The paper tackles the problem of detecting rare fine-grained objects like police cars and ambulances in 3D LiDAR point clouds for autonomous driving, where existing methods rely on large labeled datasets. It proposes a generalized few-shot 3D object detection framework, achieving successful detection of novel classes with few training data while maintaining accuracy on common objects, as demonstrated on the nuScenes dataset.

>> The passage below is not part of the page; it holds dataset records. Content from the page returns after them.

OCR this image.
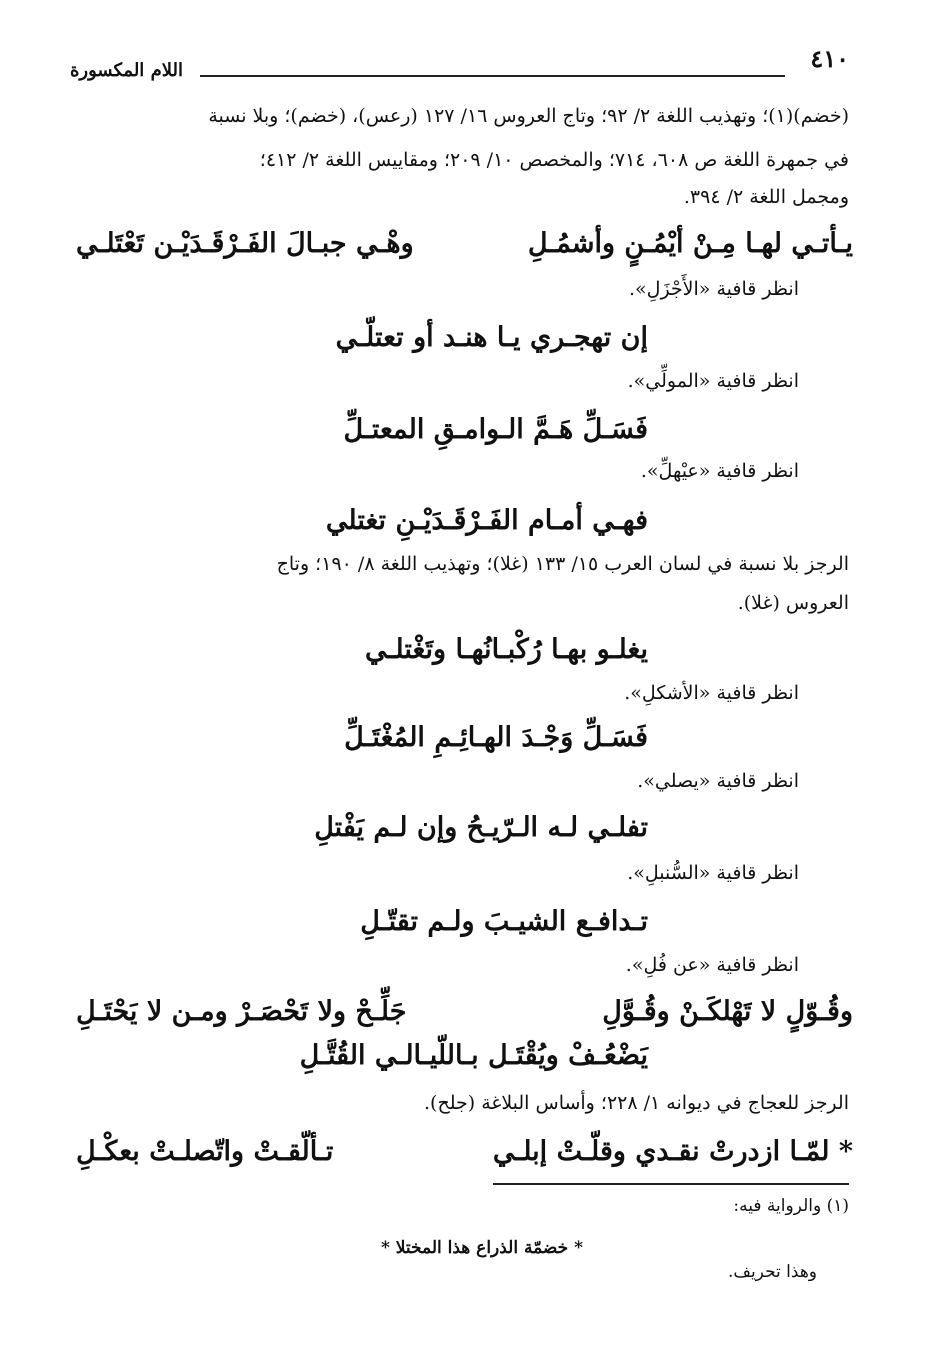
٤١٠
اللام المكسورة
(خضم)(١)؛ وتهذيب اللغة ٢/ ٩٢؛ وتاج العروس ١٦/ ١٢٧ (رعس)، (خضم)؛ وبلا نسبة
في جمهرة اللغة ص ٦٠٨، ٧١٤؛ والمخصص ١٠/ ٢٠٩؛ ومقاييس اللغة ٢/ ٤١٢؛
ومجمل اللغة ٢/ ٣٩٤.
يـأتـي لهـا مِـنْ أيْمُـنٍ وأشمُـلِ
وهْـي جبـالَ الفَـرْقَـدَيْـن تَعْتَلـي
انظر قافية «الأَجْزَلِ».
إن تهجـري يـا هنـد أو تعتلّـي
انظر قافية «المولِّي».
فَسَـلِّ هَـمَّ الـوامـقِ المعتـلِّ
انظر قافية «عيْهلِّ».
فهـي أمـام الفَـرْقَـدَيْـنِ تغتلي
الرجز بلا نسبة في لسان العرب ١٥/ ١٣٣ (غلا)؛ وتهذيب اللغة ٨/ ١٩٠؛ وتاج
العروس (غلا).
يغلـو بهـا رُكْبـانُهـا وتَغْتلـي
انظر قافية «الأشكلِ».
فَسَـلِّ وَجْـدَ الهـائِـمِ المُغْتَـلِّ
انظر قافية «يصلي».
تفلـي لـه الـرّيـحُ وإن لـم يَفْتلِ
انظر قافية «السُّنبلِ».
تـدافـع الشيـبَ ولـم تقتّـلِ
انظر قافية «عن فُلِ».
وقُـوّلٍ لا تَهْلكَـنْ وقُـوَّلِ
جَلِّـحْ ولا تَحْصَـرْ ومـن لا يَحْتَـلِ
يَضْعُـفْ ويُقْتَـل بـاللّيـالـي القُتَّـلِ
الرجز للعجاج في ديوانه ١/ ٢٢٨؛ وأساس البلاغة (جلح).
* لمّـا ازدرتْ نقـدي وقلّـتْ إبلـي
تـألّقـتْ واتّصلـتْ بعكْـلِ
(١) والرواية فيه:
* خضمّة الذراع هذا المختلا *
وهذا تحريف.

Recent years have witnessed huge successes in 3D object detection to recognize common objects for autonomous driving (e.g., vehicles and pedestrians). However, most methods rely heavily on a large amount of well-labeled training data. This limits their capability of detecting rare fine-grained objects (e.g., police cars and ambulances), which is important for special cases, such as emergency rescue, and so on. To achieve simultaneous detection for both common and rare objects, we propose a novel task, called generalized few-shot 3D object detection, where we have a large amount of training data for common (base) objects, but only a few data for rare (novel) classes. Specifically, we analyze in-depth differences between images and point clouds, and then present a practical principle for the few-shot setting in the 3D LiDAR dataset. To solve this task, we propose a simple and effective detection framework, including (1) an incremental fine-tuning method to extend existing 3D detection models to recognize both common and rare objects, and (2) a sample adaptive balance loss to alleviate the issue of long-tailed data distribution in autonomous driving scenarios. On the nuScenes dataset, we conduct sufficient experiments to demonstrate that our approach can successfully detect the rare (novel) classes that contain only a few training data, while also maintaining the detection accuracy of common objects.